To assume that the final entry in this rule system that emphasizes the insane abilities of the Adeptus Astartes as only being a "mass of special rules and exceptions", is not having a clear understanding of what came before.

From a sheer power level perspective, your Space Marine characters could kill droves of Dark Heresy and Rogue Trader characters at the same time. It would only make sense that there would need to be some difference in how they were handled vs. the prior systems mechanics.

Also, I don't know anyone that I've talked to that has played either Dark Heresy or Rogue Trader and told me after playing Deathwatch that they were "unimpressed" with what their characters could accomplish.

The more I think about this topic the more I have the impression that it is simply from a game-mechanical point of view. You roll some dice and thus to keep things interesting there must be a pretty chance to fail.

These thoughte came up when I played again Death Angel or Space Hulk. In these games you play space marines (veterans?!) with terminator armours.

In Death Angel you have a 50% chance of success for each attack, in Space Hulk even 30%. But with these games it seems to be okay, there is no complaining that a terminator should hit a genestealer with every attack. Maybe he does but not everey attack is lethal and since the game is very abstract and simplified...

... the other way would be something like chess. There you have no random events only success or failure depending on your decisions.

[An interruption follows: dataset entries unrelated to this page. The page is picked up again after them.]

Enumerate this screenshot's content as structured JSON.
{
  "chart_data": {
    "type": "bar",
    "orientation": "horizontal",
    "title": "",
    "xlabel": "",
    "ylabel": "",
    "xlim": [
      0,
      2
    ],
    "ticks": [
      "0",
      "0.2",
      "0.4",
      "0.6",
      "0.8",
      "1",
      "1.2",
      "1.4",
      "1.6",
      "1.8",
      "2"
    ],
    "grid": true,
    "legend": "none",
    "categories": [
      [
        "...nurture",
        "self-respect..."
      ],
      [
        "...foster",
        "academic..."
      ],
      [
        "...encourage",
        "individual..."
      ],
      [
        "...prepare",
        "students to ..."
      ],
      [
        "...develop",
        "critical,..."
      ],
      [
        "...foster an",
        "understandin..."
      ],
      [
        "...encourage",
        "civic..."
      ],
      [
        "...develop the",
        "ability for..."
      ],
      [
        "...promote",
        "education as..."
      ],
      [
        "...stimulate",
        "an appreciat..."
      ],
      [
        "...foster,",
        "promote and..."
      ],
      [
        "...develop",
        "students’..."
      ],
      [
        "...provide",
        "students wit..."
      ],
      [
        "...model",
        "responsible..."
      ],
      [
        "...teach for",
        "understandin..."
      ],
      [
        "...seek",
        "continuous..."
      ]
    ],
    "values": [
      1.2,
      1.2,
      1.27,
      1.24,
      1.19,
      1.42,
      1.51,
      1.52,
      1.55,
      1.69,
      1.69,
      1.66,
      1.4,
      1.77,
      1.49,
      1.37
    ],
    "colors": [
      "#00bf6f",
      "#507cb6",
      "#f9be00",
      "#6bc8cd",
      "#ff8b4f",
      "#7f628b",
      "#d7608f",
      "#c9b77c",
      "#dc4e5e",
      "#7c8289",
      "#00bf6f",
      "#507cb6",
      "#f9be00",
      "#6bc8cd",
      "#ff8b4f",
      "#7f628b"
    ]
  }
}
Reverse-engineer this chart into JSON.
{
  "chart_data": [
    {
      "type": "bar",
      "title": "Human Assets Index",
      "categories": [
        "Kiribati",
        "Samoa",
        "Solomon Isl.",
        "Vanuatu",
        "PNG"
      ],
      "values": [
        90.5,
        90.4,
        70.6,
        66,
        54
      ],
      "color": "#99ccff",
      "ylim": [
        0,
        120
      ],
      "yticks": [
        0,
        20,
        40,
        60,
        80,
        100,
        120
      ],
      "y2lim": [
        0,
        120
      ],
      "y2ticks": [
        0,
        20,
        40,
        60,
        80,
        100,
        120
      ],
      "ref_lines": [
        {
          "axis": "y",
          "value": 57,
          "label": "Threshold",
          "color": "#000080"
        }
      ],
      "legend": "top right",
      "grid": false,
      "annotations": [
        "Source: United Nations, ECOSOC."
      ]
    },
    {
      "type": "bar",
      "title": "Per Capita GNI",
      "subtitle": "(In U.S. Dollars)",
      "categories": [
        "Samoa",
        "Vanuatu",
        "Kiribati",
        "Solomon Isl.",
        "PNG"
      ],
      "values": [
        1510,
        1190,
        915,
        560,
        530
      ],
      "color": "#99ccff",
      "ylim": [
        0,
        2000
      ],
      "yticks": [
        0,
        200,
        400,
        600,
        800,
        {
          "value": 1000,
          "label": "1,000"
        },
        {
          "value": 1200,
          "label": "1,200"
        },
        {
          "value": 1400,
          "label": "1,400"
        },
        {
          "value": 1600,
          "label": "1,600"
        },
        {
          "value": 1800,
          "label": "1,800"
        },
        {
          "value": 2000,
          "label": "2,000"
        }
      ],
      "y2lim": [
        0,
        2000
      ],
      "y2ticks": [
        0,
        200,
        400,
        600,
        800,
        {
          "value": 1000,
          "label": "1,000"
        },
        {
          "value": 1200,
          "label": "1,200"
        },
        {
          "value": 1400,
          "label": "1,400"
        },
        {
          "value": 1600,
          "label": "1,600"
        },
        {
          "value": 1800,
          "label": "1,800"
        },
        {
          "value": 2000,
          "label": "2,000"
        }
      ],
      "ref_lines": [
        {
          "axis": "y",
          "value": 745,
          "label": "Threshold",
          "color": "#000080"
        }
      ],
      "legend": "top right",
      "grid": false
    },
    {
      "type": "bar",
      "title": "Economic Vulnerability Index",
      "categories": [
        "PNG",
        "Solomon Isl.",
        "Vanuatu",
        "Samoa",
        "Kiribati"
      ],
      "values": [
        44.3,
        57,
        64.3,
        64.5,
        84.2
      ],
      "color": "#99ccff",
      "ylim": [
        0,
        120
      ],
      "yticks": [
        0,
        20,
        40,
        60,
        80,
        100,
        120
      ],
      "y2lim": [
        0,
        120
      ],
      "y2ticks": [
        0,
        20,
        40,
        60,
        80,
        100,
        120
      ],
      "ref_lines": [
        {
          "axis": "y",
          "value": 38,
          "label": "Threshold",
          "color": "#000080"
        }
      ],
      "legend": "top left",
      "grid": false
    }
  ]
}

And I think the more it gets personal the more you like to have the proper feeling. In Death Angel or Space Hulk you simply play a tactical wargame but with Deathwatch it is different. You play a Space Marine for yourself. You can make right or wrong decisions and maybe that is the reason why some people would like that a Space Marine is more responsible for his actions and need not cover behind the dice rolls.

SpawnoChaos said:

I also do not believe that it was ever FFG's intent to have Deathwatch be considered an "entry level game".

Well, I'm arguing that it Should be the entry level game, because it is the game most likly to bring in new players.

AluminiumWolf said:

SpawnoChaos said:

I also do not believe that it was ever FFG's intent to have Deathwatch be considered an "entry level game".

Well, I'm arguing that it Should be the entry level game, because it is the game most likly to bring in new players.

Well, it was never Black Industries/Games Workshops intention that Deathwatch would be the "Entry Level" game either. It has always been thought of as the upper tier of the RPG from the original announcement years ago.

ItsUncertainWho said:

Well, it was never Black Industries/Games Workshops intention that Deathwatch would be the "Entry Level" game either. It has always been thought of as the upper tier of the RPG from the original announcement years ago.

Yeah - and it was a mistake then and it hasn't gotten any righter since.